Former Massachusetts Gov. Mitt Romney leads the race for delegates to the Republican National Convention with 59. He is followed by former Arkansas Gov. Mike Huckabee with 40 and Arizona Sen. John McCain with 36.

There will be more than 1,000 Republican delegates at stake on Feb. 5, enough to give a candidate a substantial boost toward the 1,191 needed to win the nomination — but only if one man emerges victorious in numerous states.

“I think you could have two or three viable (GOP) candidates” following Super Tuesday, said Ohio Republican Chairman Robert Bennett.

Ohio is waiting in the wings with its 85 Republican delegates a month later, on March 4, a date it shares with Texas, which will award 137 GOP delegates.

Other big states with later contests include Maryland and Virginia on Feb. 12, Wisconsin on Feb. 19 and Pennsylvania on April 22.

Four years ago, Sen. John Kerry clinched the Democratic nomination on March 2 — the earliest date in modern times — with a string of Super Tuesday primary victories. In 2000, George W. Bush and Al Gore both clinched their parties’ nominations on March 14, each sweeping a string of Southern primaries that day.

This year, Super Tuesday has grown to include more than 20 states, and it was moved up to Feb. 5 as states leapfrogged each other in an attempt to increase their influence in picking the nominees.

With so many states voting so early, the stage was set for a lengthy general election campaign after nominees were settled early in the year.

Some think that is still a good bet, especially if candidates who don’t fare well on Feb. 5 decide to drop out.

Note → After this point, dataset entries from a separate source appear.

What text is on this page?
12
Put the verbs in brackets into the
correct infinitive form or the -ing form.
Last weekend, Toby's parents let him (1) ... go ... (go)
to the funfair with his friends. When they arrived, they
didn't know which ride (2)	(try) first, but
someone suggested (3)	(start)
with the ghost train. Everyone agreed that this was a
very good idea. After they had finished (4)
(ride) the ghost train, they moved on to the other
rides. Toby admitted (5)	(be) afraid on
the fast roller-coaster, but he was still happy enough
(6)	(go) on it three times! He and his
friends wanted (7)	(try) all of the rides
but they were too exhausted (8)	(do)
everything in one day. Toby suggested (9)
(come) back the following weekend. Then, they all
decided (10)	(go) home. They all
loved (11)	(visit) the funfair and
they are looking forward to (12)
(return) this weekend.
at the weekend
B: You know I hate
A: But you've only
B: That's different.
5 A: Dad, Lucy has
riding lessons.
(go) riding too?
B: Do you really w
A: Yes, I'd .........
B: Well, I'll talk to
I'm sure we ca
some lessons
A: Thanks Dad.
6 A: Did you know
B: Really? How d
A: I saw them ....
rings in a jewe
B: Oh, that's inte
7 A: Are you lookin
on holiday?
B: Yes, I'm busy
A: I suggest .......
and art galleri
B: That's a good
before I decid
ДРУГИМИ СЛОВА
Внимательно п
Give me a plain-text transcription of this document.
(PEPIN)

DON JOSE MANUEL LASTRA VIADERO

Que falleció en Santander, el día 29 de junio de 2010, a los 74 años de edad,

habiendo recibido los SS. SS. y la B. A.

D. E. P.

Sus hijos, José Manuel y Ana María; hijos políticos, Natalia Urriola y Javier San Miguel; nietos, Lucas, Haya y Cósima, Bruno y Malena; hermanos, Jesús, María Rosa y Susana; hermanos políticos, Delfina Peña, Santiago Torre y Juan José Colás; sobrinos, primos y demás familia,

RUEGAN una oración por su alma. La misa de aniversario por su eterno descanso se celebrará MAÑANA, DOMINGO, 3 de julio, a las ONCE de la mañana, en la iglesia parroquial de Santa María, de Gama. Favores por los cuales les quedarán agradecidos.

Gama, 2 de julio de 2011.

“It may take a while for Obama or Clinton to get 50 percent plus one of the delegates. But if it does narrow to a two-person race, then the Democratic nomination will be determined relatively soon,” said David Rohde, a political science professor at Duke University.

Rohde said the nomination contests may drag all the way to the conventions this summer. But he added, “It is also possible for aliens from Mars to land tomorrow and interfere with the election.”